Ooooohh my ears were burning yesterday!
Christy of From the Mountain Top to the Valley Floor, a mom/blogger I greatly admire, is facing a transition in her life and with it floods back a lot of raw emotion for her beautiful son, Elias and their months on the NICU roller coaster. Christy is saying good-bye to her job as a NICU Parent Navigator. I can imagine what a difficult decision this was for her.
She writes:
I’m leaving because I can’t be there without reliving Elias. Because I’m learning how sick Elias was those first few weeks.
How he was one of the ones the nurses worry won’t make it.
NICU nurses. Nurses who hold wonder in their hands. Who see parents raw. Who thread the arteries of babies the size of a soup can. Babies with thin skin that dangles from muscles and bones. No pudge babies that can’t be held.
Please think about that: Babies that can’t be held.
But there is always a NICU nurse by their side because their job is to keep them alive.

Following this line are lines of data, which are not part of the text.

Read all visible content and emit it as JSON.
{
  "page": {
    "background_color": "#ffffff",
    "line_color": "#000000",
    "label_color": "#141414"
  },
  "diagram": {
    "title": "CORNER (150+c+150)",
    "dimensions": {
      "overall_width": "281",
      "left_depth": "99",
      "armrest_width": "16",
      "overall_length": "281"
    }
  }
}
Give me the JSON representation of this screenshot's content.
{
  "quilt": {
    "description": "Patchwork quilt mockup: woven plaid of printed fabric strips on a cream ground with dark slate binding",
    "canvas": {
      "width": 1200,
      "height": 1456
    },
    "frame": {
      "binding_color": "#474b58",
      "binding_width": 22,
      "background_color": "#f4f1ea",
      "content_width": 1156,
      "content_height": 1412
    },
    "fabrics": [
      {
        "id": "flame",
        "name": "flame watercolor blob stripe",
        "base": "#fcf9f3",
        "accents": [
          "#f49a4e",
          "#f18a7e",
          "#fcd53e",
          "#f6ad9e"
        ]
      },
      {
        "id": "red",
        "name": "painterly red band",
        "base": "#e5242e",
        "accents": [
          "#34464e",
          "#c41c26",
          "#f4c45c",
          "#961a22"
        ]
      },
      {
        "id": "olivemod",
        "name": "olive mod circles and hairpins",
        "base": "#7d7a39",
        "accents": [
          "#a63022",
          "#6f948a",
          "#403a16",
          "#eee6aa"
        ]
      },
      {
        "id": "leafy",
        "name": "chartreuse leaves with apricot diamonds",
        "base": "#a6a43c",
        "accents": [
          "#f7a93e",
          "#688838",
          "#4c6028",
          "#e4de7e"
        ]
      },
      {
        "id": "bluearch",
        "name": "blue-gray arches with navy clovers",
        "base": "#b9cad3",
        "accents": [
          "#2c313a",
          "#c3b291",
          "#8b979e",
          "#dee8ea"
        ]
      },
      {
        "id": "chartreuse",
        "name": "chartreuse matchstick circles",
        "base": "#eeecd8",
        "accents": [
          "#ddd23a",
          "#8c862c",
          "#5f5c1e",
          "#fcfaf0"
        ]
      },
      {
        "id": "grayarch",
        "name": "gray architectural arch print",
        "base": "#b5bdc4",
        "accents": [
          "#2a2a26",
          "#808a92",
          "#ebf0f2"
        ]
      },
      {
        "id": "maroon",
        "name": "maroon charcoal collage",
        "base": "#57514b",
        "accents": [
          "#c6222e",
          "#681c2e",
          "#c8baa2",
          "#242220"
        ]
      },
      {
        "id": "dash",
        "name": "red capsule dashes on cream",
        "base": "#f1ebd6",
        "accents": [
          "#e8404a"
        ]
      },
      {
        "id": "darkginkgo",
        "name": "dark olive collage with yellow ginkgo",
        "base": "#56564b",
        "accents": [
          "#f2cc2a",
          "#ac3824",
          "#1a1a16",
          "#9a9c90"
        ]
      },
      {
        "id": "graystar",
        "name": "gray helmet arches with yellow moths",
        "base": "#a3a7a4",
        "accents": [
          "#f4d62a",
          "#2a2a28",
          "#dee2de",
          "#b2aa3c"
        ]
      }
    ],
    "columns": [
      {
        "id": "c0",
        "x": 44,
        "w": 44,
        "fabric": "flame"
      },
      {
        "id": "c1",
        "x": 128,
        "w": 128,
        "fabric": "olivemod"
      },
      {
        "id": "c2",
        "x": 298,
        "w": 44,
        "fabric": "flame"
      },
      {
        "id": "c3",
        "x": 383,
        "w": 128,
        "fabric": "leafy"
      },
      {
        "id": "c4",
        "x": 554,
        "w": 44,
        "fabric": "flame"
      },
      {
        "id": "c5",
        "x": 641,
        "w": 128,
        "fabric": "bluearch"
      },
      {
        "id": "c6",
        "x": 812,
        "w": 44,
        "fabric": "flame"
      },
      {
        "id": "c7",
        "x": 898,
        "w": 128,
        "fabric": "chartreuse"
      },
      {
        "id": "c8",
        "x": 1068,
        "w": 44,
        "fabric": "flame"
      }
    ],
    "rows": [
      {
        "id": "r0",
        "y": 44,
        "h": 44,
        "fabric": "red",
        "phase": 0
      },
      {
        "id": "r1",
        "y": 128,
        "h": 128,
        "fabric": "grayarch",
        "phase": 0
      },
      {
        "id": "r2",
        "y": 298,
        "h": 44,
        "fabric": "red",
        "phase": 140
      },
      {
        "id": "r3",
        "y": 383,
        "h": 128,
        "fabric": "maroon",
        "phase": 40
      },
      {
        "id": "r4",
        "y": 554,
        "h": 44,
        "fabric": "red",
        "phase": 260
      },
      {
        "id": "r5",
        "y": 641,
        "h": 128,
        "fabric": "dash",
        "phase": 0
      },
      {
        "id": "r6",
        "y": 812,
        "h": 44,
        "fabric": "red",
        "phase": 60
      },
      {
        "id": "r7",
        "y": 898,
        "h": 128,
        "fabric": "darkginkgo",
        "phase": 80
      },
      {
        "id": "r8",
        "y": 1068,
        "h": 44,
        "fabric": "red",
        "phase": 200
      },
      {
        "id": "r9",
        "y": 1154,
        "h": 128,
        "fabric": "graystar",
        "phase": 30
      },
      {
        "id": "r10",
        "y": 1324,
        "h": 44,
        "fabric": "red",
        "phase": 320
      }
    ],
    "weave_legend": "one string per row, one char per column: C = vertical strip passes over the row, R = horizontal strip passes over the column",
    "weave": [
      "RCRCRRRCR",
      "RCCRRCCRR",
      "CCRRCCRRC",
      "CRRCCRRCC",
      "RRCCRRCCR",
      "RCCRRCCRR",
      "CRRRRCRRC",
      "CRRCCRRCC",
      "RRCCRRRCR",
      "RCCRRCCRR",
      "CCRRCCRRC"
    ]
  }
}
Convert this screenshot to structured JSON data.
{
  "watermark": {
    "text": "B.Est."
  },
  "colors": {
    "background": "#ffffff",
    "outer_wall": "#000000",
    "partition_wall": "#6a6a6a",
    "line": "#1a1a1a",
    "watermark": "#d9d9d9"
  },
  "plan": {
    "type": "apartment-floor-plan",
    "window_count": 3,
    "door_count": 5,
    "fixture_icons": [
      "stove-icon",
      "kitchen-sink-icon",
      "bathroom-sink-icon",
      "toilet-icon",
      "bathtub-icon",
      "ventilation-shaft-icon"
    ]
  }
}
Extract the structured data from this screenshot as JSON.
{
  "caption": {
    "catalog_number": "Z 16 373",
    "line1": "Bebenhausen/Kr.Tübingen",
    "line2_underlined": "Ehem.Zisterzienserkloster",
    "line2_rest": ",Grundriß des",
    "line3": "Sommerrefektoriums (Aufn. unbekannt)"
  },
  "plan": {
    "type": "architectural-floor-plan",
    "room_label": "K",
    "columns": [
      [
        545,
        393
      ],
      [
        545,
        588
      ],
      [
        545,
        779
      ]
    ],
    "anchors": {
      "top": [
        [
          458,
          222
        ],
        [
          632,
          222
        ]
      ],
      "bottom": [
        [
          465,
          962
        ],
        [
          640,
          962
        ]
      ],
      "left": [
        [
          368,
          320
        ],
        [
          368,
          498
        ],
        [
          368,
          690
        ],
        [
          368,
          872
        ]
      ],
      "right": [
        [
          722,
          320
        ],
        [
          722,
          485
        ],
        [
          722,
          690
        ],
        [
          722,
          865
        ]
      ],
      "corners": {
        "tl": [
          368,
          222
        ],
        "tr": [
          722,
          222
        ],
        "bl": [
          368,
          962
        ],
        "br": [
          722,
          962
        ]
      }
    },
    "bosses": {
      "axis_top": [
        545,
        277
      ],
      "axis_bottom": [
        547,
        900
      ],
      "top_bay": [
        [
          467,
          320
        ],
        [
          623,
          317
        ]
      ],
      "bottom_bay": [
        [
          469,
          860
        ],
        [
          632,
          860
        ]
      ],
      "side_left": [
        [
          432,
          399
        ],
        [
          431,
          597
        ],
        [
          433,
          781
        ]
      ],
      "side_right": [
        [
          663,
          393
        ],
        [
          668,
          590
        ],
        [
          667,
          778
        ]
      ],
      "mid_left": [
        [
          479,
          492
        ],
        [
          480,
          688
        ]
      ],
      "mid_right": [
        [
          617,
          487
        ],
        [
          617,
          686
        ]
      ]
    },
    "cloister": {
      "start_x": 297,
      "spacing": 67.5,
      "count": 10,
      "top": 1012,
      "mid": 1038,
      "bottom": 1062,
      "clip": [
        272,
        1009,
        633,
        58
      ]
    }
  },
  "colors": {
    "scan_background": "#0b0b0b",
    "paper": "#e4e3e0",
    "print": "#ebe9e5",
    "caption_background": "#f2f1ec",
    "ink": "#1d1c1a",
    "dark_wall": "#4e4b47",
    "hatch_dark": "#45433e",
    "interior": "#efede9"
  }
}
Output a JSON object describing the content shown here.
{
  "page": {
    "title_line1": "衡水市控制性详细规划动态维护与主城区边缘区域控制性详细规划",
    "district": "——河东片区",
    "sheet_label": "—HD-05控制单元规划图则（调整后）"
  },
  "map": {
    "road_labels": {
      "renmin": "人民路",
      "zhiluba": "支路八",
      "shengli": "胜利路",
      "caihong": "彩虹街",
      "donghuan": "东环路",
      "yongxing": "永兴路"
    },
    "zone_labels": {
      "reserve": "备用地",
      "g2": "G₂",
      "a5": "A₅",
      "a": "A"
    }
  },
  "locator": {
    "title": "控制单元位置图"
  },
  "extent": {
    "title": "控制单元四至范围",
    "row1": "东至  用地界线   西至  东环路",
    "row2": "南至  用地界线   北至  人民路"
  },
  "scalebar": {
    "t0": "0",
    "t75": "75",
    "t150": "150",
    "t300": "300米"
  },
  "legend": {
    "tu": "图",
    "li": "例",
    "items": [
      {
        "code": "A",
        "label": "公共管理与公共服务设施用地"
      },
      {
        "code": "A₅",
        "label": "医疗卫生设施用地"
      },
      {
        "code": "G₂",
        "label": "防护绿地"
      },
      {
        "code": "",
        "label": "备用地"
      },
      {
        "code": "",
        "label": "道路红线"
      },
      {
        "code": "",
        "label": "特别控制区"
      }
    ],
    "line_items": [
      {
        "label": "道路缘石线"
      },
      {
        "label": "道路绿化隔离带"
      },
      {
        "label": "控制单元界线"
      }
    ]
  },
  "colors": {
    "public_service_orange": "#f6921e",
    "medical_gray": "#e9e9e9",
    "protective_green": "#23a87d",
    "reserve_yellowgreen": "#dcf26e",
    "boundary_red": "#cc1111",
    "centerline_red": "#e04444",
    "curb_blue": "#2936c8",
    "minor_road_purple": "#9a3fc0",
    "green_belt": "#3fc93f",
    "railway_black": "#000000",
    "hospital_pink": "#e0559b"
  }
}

If I could reach all the way up to Alaska, where she lives, I would hug Christy right now.
It’s okay.
Honestly, I feel this pain, this raw terror every time I care for a tiny 24 weeker who is barely hanging on. I see my own boy too. My own clinical experience then had me thinking that he just might not make it. I wasn’t the only one who thought that during those first few weeks. Today, that experience makes me cry tears of joy sometimes when I am beholding this amazing little (excuse me) BIG boy that is my son.
I don’t think we will ever let go of that sense of vertigo from that long roller coaster ride even if we choose to never set foot in a NICU again. But really that is okay. It’s normal.
It’s our normal as parents of NICU graduates.
We take nothing for granted and I do mean nothing.